Any smart device comes with its own set of benefits and trade-offs, but there’s a big shoe waiting to drop with every one of them: anything connected can be cut at the other end, and nothing you the customer can do it. about you. Today’s example of smart stuff going dumb comes courtesy of Under Armour, which wants to render its fitness line of hardware very expensive paperweights.
The company quietly pulled its UA downloadable app from both Google Play and the Apple App Store on New Year’s Eve. In an announcement dated around January 8, Under Armor said that not only has the app been removed from all app stores, but the company does not provide customer support or bug fixes for the software. that, which will stop working completely as of March 31. .
Under Armor launched a lineup of connected fitness devices in 2016. Three of the trackers include a wrist-based activity monitor, a smart watch, and a heart-rate monitor. The ring and wrist strap retail for $180 each, with the monitor going for $80. Consumers can purchase all three together in a $400 bundle called the UA HealthBox.
Ars’ review at the time noted that none of the components, by nature, was a conflict, but as a three of them they spoke to each other for good reason. The linchpin of the whole operation is, instead, the software: the Under Armor Recording App. The record ties all the data from every app together into a complete health, fitness, and wellness log, allowing the user to see both high-level and granular data about their activity, weight, sleep, heart rate, and other metrics. The registry also serves as a one-stop shop for editing settings on any device.
In 2017, less than two years after launching the HealthBox line, the company gave up on the project. HealthBox, and the three products it contains, gradually disappeared from physical stores and digital shelves. “I think the market has come and we’ve come with it,” Under Armour’s chief technology officer said at the time. The company will instead return to its roots as a clothing line and focus on actual wearables, such as connected shoes, with a doubling down on the MyFitnessPal app, which it is. agreed in 2015.
Customers who have already spent hundreds of dollars on UA’s wearable line, however, can continue using them—until now. The end of the road is near, it seems, and all three products are about to meet their doom as Under Armor has killed Record for good. Users are instead expected to switch to MapMyFitness, which Under Armor bills as “an even better tracking experience.” The company also set a UA record Twitter account to private, effectively take offline to anyone except the following 133 accounts.
Download, however, collects and presents more data to users than MapMyFitness does. Under Armor writes in its FAQ to its customers:
Is there any data from the Record that is not available in MapMyFitness?
Yes—Steps, Sleep, Weight, How Do You Feel?, Resting Heart Rate, and Snack data will not be available in MapMy. Additionally, body fat percentage goals and images and some UA Record profile fields will not be transferred to MapMy.
Current device owners also cannot export all their data. While workout data can be exported and moved to some other tracking application, registered users cannot take weight or other historical data to carry forward with them.

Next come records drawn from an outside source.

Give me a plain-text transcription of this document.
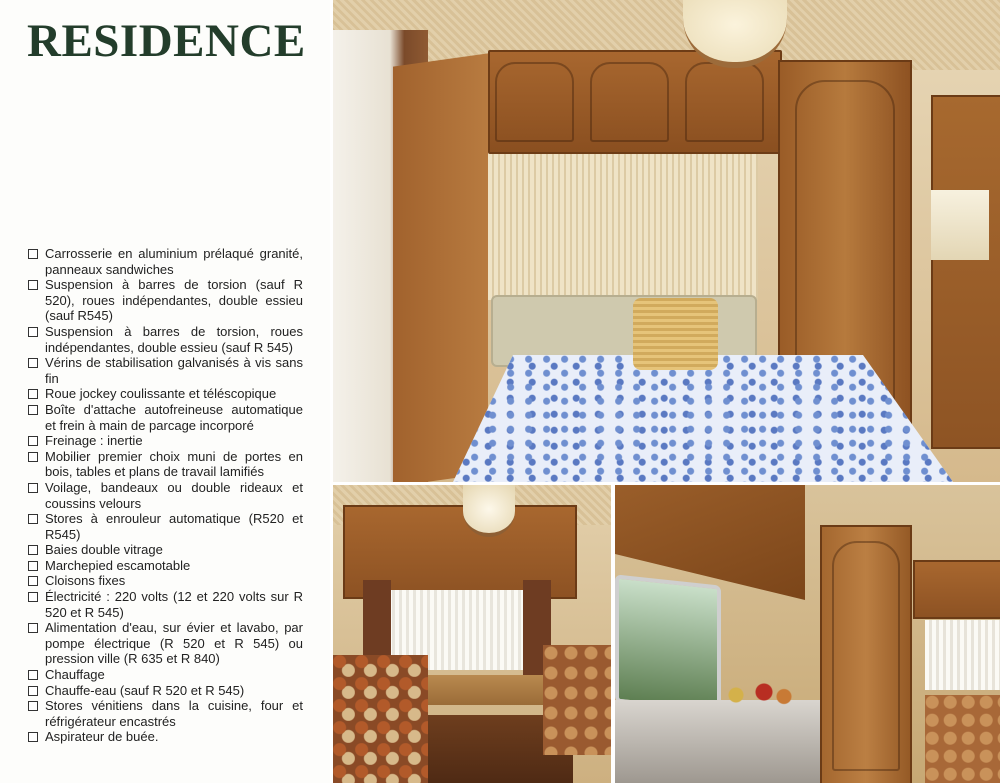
RESIDENCE
Carrosserie en aluminium prélaqué granité, panneaux sandwiches
Suspension à barres de torsion (sauf R 520), roues indépendantes, double essieu (sauf R545)
Suspension à barres de torsion, roues indépendantes, double essieu (sauf R 545)
Vérins de stabilisation galvanisés à vis sans fin
Roue jockey coulissante et téléscopique
Boîte d'attache autofreineuse automatique et frein à main de parcage incorporé
Freinage : inertie
Mobilier premier choix muni de portes en bois, tables et plans de travail lamifiés
Voilage, bandeaux ou double rideaux et coussins velours
Stores à enrouleur automatique (R520 et R545)
Baies double vitrage
Marchepied escamotable
Cloisons fixes
Électricité : 220 volts (12 et 220 volts sur R 520 et R 545)
Alimentation d'eau, sur évier et lavabo, par pompe électrique (R 520 et R 545) ou pression ville (R 635 et R 840)
Chauffage
Chauffe-eau (sauf R 520 et R 545)
Stores vénitiens dans la cuisine, four et réfrigérateur encastrés
Aspirateur de buée.
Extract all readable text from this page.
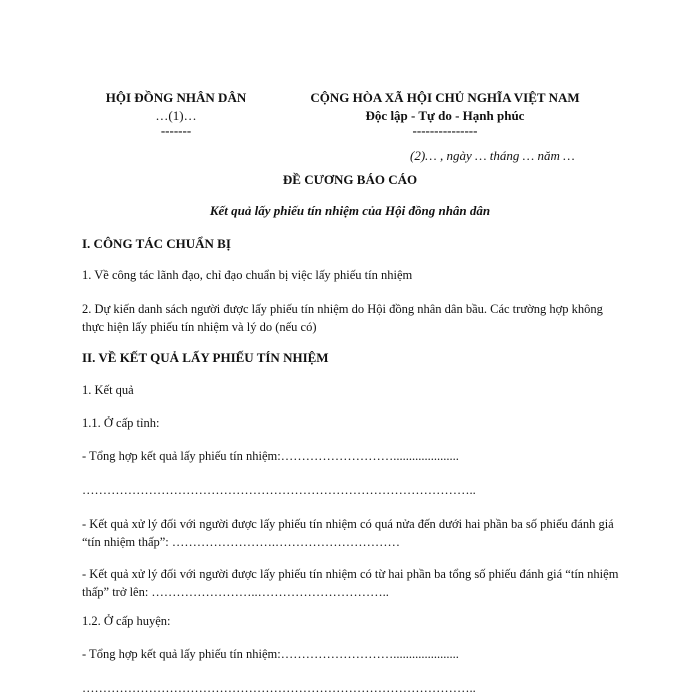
HỘI ĐỒNG NHÂN DÂN
…(1)…
-------
CỘNG HÒA XÃ HỘI CHỦ NGHĨA VIỆT NAM
Độc lập - Tự do - Hạnh phúc
---------------
(2)… , ngày … tháng … năm …
ĐỀ CƯƠNG BÁO CÁO
Kết quả lấy phiếu tín nhiệm của Hội đồng nhân dân
I. CÔNG TÁC CHUẨN BỊ
1. Về công tác lãnh đạo, chỉ đạo chuẩn bị việc lấy phiếu tín nhiệm
2. Dự kiến danh sách người được lấy phiếu tín nhiệm do Hội đồng nhân dân bầu. Các trường hợp không thực hiện lấy phiếu tín nhiệm và lý do (nếu có)
II. VỀ KẾT QUẢ LẤY PHIẾU TÍN NHIỆM
1. Kết quả
1.1. Ở cấp tỉnh:
- Tổng hợp kết quả lấy phiếu tín nhiệm:……………………….....................
…………………………………………………………………………………..
- Kết quả xử lý đối với người được lấy phiếu tín nhiệm có quá nửa đến dưới hai phần ba số phiếu đánh giá “tín nhiệm thấp”: …………………….…………………………
- Kết quả xử lý đối với người được lấy phiếu tín nhiệm có từ hai phần ba tổng số phiếu đánh giá “tín nhiệm thấp” trở lên: ……………………..…………………………..
1.2. Ở cấp huyện:
- Tổng hợp kết quả lấy phiếu tín nhiệm:……………………….....................
…………………………………………………………………………………..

A RSS told Ars that Under Armor did not provide any notification of Gba’s demise to customers who were using the app, based on the sun’s day on them as a silent surprise. (Update: After publication, an Under Armor representative told Ars that all registered users had been contacted by email on Dec. 20 or 21.)
The story of Under Armour’s scale of failure is, unfortunately, something of an endemic side-effect to the Internet of things. Not only can a company choose to pull the warranty you need to phone home at any time, but the company also has access and costs money all the time.
When this design involves something small and inexpensive like a smartbulb, disconnection is annoying but comparatively low-stakes. But when you have something like a $300 smart-home hubor $1,200 worth of home security products, consumers who have invested a fair amount of money in something are suddenly in flux.